An employer suspected that some employees were using a time-off program as a retirement savings plan, eroding access to vacation and costing the organization money. Gallagher's proprietary data platform and analysis provided clear visualization of the issue and data to resolve the issue.
Challenge: Time-off program generates unintended results
Client summary
- Aerospace industry.
- 90,000 employees.
- Many workers are reaching retirement age; a skills shortage could threaten productivity and efficiency.
- Talent attraction and retention are critical to supporting the growth strategy.
- Employees aren't using the PTO they've earned to support physical and emotional wellbeing.
- Leaders consulted with Gallagher to understand the situation and to reduce accrued time-off balance costs.
Anecdotal evidence suggested to organization leaders that some employees were using one of the time-off programs as a retirement savings plan. Such a practice by employees can erode access to much-needed time away from work, as well as cost the employer significant dollars in accrued time-off balances. Leaders felt they weren't getting the return they wanted on their compensation and benefits investment.

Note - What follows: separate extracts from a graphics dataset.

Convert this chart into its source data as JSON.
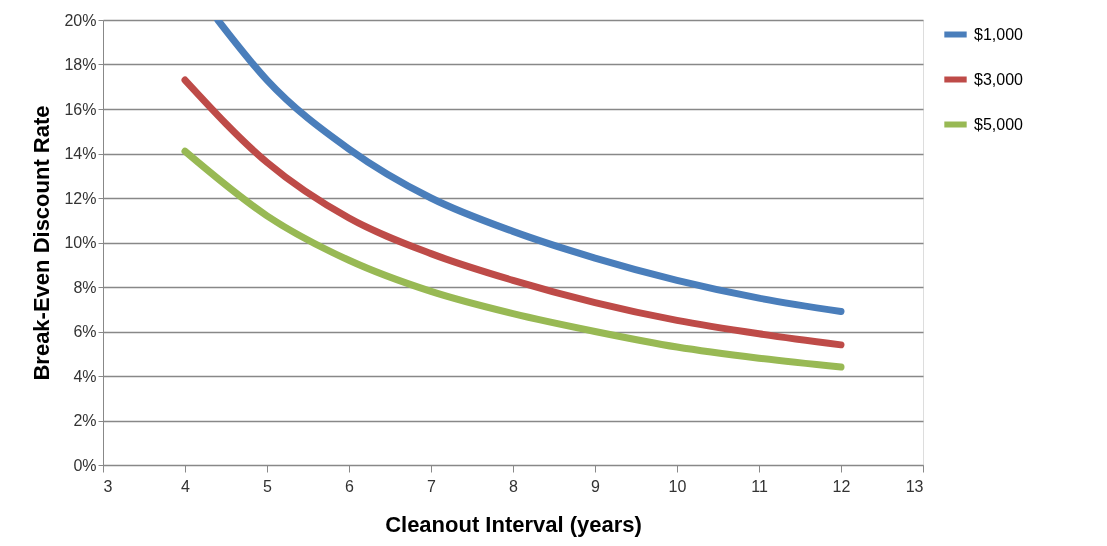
{
  "chart_data": {
    "type": "line",
    "xlabel": "Cleanout Interval (years)",
    "ylabel": "Break-Even Discount Rate",
    "xlim": [
      3,
      13
    ],
    "xticks": [
      3,
      4,
      5,
      6,
      7,
      8,
      9,
      10,
      11,
      12,
      13
    ],
    "ylim": [
      0,
      20
    ],
    "yticks": [
      {
        "value": 0,
        "label": "0%"
      },
      {
        "value": 2,
        "label": "2%"
      },
      {
        "value": 4,
        "label": "4%"
      },
      {
        "value": 6,
        "label": "6%"
      },
      {
        "value": 8,
        "label": "8%"
      },
      {
        "value": 10,
        "label": "10%"
      },
      {
        "value": 12,
        "label": "12%"
      },
      {
        "value": 14,
        "label": "14%"
      },
      {
        "value": 16,
        "label": "16%"
      },
      {
        "value": 18,
        "label": "18%"
      },
      {
        "value": 20,
        "label": "20%"
      }
    ],
    "grid": "y",
    "legend": "right",
    "marker": "none",
    "line_style": "solid",
    "series": [
      {
        "name": "$1,000",
        "color": "#4a7ebb",
        "x": [
          4.4,
          5,
          6,
          7,
          8,
          9,
          10,
          11,
          12
        ],
        "values": [
          20,
          17.3,
          14.2,
          12.0,
          10.5,
          9.3,
          8.3,
          7.5,
          6.9
        ]
      },
      {
        "name": "$3,000",
        "color": "#be4b48",
        "x": [
          4,
          5,
          6,
          7,
          8,
          9,
          10,
          11,
          12
        ],
        "values": [
          17.3,
          13.6,
          11.1,
          9.5,
          8.3,
          7.3,
          6.5,
          5.9,
          5.4
        ]
      },
      {
        "name": "$5,000",
        "color": "#98b954",
        "x": [
          4,
          5,
          6,
          7,
          8,
          9,
          10,
          11,
          12
        ],
        "values": [
          14.1,
          11.2,
          9.2,
          7.8,
          6.8,
          6.0,
          5.3,
          4.8,
          4.4
        ]
      }
    ]
  }
}
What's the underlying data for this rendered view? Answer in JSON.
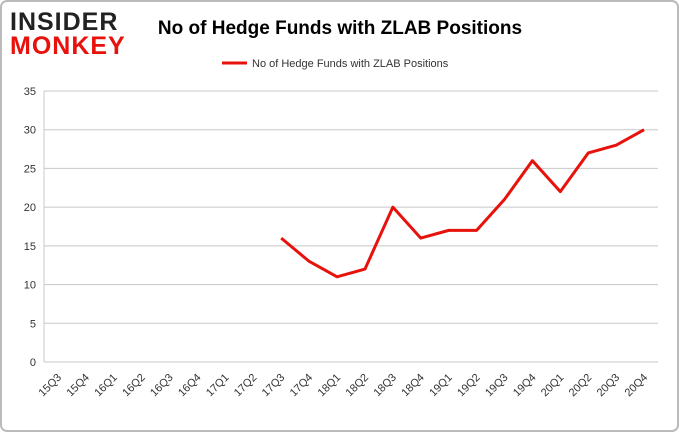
{
  "logo": {
    "top": "INSIDER",
    "bottom": "MONKEY"
  },
  "chart_data": {
    "type": "line",
    "title": "No of Hedge Funds with ZLAB Positions",
    "categories": [
      "15Q3",
      "15Q4",
      "16Q1",
      "16Q2",
      "16Q3",
      "16Q4",
      "17Q1",
      "17Q2",
      "17Q3",
      "17Q4",
      "18Q1",
      "18Q2",
      "18Q3",
      "18Q4",
      "19Q1",
      "19Q2",
      "19Q3",
      "19Q4",
      "20Q1",
      "20Q2",
      "20Q3",
      "20Q4"
    ],
    "series": [
      {
        "name": "No of Hedge Funds with ZLAB Positions",
        "color": "#e8120c",
        "values": [
          null,
          null,
          null,
          null,
          null,
          null,
          null,
          null,
          16,
          13,
          11,
          12,
          20,
          16,
          17,
          17,
          21,
          26,
          22,
          27,
          28,
          30
        ]
      }
    ],
    "ylim": [
      0,
      35
    ],
    "yticks": [
      0,
      5,
      10,
      15,
      20,
      25,
      30,
      35
    ],
    "grid": true,
    "legend": "top"
  }
}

Leaders needed data to quantify the issue to generate actionable information and to support the employer's value proposition. Further, leaders needed to address the cultural aspect behind why employers may not be using their time off.
Solution: Better visualization for issue assessment and analysis
Gallagher's proprietary data platform and experienced analysis provided clear visualization of the issue. Data revealed that the Baby Boomer and Generation X groups of employees had accrued the largest average paid time off (PTO) balances at 171.6 hours. Further, these groups showed a higher-than-average number of 401(k) loans, at 65.6 hours. The average balance of accrued PTO time equaled about 680 days. The Gallagher team helped to quantify the cost of this activity to the employer, which underscored the need to take action.
Result: Cost avoidance and confident positioning for growth
The Gallagher team examined actual account balance and time-off use across a generational analysis to inform plan design changes. The employer revised the time off policy to restrict the accumulation of hours. Additionally, the employer brought in money coaches as internal financial wellbeing education for employees.